Fractalkine and other chemokines in primary biliary cirrhosis

Abstract

Primary biliary cirrhosis (PBC) is characterized by the autoimmune injury of small intrahepatic bile duct. On this basis, it has been suggested that the targeted biliary epithelial cells (BEC) play an active role in the perpetuation of autoimmunity by attracting immune cells via chemokine secretion. To address this issue, we challenged BEC using multiple toll-like receptor (TLR) ligands as well as autologous liver infiltrating mononuclear cells (LMNC) with subsequent measurement of BEC phenotype and chemokine production and LMNC chemotaxis by quantifying specific chemokines, specially CX3CL1 (fractalkine). We submit the hypothesis that BEC are in fact the innocent victims of the autoimmune injury and that the adaptive immune response is critical in PBC.

Figure 1

Chemokines produced by biliary epithelial cells under basal conditions or after stimulation with TLR3 ligand (poly I : C) for 48 hours. Cell-free culture supernatants were analyzed by a protein array kit to evaluate 174 different proteins simultaneously.
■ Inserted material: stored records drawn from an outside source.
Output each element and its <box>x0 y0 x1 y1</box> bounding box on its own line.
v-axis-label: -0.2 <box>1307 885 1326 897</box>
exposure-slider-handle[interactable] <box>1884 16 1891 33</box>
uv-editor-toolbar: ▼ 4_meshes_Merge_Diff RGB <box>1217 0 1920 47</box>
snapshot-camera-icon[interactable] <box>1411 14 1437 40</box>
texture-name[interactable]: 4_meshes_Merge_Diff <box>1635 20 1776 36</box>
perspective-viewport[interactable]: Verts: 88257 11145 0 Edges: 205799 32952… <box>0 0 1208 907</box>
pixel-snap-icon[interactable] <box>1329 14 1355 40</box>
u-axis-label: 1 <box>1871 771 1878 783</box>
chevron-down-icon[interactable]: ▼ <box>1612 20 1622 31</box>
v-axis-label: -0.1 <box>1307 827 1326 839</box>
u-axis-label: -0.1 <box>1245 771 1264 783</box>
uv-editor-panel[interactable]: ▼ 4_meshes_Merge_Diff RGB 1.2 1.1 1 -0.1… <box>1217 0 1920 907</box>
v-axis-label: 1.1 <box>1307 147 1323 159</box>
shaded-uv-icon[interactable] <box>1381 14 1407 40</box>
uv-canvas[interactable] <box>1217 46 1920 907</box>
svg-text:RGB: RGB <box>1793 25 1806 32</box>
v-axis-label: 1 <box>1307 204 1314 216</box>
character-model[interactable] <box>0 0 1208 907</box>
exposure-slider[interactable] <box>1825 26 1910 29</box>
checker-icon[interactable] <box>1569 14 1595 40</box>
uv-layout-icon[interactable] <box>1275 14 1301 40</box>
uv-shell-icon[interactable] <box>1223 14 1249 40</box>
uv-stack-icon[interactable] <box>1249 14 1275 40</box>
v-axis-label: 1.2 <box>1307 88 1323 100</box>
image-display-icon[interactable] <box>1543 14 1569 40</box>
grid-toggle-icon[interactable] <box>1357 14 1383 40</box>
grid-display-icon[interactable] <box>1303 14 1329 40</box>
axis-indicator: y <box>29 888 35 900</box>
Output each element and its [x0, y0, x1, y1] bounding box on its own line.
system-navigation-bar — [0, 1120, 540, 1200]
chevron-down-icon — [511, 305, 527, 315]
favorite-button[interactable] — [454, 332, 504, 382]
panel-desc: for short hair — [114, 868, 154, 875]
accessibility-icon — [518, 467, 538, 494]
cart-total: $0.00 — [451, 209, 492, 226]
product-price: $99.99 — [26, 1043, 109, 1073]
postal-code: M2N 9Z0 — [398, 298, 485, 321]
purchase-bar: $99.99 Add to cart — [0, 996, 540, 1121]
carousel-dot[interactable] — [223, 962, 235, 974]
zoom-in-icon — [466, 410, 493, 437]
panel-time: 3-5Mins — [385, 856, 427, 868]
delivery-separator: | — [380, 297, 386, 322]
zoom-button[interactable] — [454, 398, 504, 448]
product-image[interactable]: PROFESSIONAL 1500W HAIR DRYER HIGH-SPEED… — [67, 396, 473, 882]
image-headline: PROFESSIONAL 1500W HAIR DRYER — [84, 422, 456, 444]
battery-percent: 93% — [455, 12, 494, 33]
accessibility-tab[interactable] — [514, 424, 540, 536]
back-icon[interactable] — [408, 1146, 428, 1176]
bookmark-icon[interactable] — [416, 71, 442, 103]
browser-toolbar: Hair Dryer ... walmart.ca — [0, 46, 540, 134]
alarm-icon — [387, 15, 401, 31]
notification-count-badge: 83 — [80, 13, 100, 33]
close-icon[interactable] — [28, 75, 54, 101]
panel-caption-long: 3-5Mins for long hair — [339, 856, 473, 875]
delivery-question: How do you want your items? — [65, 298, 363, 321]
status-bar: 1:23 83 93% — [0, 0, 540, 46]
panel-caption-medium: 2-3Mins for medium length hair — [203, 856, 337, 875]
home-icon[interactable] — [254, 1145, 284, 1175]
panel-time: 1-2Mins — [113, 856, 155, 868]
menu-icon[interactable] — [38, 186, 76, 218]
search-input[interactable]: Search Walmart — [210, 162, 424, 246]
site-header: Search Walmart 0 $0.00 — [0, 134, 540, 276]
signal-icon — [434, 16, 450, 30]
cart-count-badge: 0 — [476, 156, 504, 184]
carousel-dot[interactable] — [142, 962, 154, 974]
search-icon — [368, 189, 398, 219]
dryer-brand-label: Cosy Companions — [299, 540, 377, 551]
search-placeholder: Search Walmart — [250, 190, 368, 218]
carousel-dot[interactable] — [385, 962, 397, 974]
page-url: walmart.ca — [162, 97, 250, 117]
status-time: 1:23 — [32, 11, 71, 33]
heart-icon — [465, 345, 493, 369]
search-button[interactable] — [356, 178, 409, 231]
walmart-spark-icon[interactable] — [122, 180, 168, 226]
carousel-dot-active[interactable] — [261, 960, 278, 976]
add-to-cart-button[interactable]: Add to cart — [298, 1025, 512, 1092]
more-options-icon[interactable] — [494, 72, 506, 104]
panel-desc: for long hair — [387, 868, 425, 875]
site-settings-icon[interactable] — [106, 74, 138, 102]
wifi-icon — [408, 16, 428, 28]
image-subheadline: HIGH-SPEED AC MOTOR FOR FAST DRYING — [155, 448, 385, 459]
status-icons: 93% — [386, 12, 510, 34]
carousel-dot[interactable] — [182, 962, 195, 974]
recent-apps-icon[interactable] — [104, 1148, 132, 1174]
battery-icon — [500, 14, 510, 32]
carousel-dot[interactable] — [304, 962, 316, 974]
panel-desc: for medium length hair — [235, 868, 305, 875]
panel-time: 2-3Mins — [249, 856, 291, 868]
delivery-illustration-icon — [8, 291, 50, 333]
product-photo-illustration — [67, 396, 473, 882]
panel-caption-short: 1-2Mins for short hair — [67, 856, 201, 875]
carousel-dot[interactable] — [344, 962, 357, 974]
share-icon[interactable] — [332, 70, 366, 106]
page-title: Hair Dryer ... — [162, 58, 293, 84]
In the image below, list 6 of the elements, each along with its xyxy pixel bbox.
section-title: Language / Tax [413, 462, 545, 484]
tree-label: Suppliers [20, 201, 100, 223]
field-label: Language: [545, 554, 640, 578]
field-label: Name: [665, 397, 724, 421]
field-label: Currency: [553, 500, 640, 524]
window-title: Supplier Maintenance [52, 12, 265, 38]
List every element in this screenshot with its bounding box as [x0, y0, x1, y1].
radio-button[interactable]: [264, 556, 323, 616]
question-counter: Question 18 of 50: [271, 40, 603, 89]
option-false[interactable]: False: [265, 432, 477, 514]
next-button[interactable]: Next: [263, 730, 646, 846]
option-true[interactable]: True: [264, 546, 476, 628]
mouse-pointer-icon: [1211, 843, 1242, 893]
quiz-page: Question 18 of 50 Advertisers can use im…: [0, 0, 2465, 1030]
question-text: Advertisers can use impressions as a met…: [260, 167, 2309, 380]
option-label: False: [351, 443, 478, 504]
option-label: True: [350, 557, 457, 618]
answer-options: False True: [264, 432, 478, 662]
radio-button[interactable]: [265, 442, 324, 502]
Unstimulated cells produced detectable amounts of GRO-α/CXCL1, ENA-78/CXCL5, GCP-2/CXCL6, and IL-8/CXCL8, while poly I : C stimulation led to enhanced MIP-1α/CCL3, MIP-1β/CCL4, RANTES/CCL5, and IP-10/CXCL10.

Figure 2

(a) Fractalkine production from endothelial cells from PBC and control (chronic hepatitis B and C) livers exposed to TLR ligands. Endothelial cells produced fractalkine with LTA, poly I : C, LPS, and flagellin with no significant differences observed between patients and control livers. (b) BEC did not produce fractalkine with any additional TLR ligand.

Figure 3

Autologous liver mononuclear cells adhesion assay using endothelial cells and BEC after stimulation with TLR4 ligand (LPS). Adherent liver mononuclear cells were stained and counted in ten random high-power microscopy fields. Liver mononuclear cells from PBC livers adhered in greater numbers than did liver mononuclear cells from controls using either endothelial cells or biliary epithelial cells, whereas liver mononuclear cells adhered only minimally to liver sinusoidal endothelial cells in all instances. Other TLR ligands did not accelerate liver mononuclear cells adhesion with neither endothelial cells nor biliary epithelial cells (data not shown).

Figure 4

The proposed role of fractalkine is illustrated. TLR3 or TLR4 ligands stimulate vascular endothelial cells to produce fractalkine as chemokine, then fractalkine attracts CX3CR1 positive monocytes or NK cells. Subsequently, TLR4 ligand stimulated BEC produce fractalkine as cell adhesion molecule, then fractalkine recruit CX3CR1 positive cells around PBC target cells. This starts the chronic nonsuppurative destructive cholangitis and perpetuates the autoimmune pathogenesis of disease. Finally, TLR3 ligand stimulated biliary epithelial cells produce Th1 chemokines, and these chemokines are considered to contribute this autoimmune mechanism.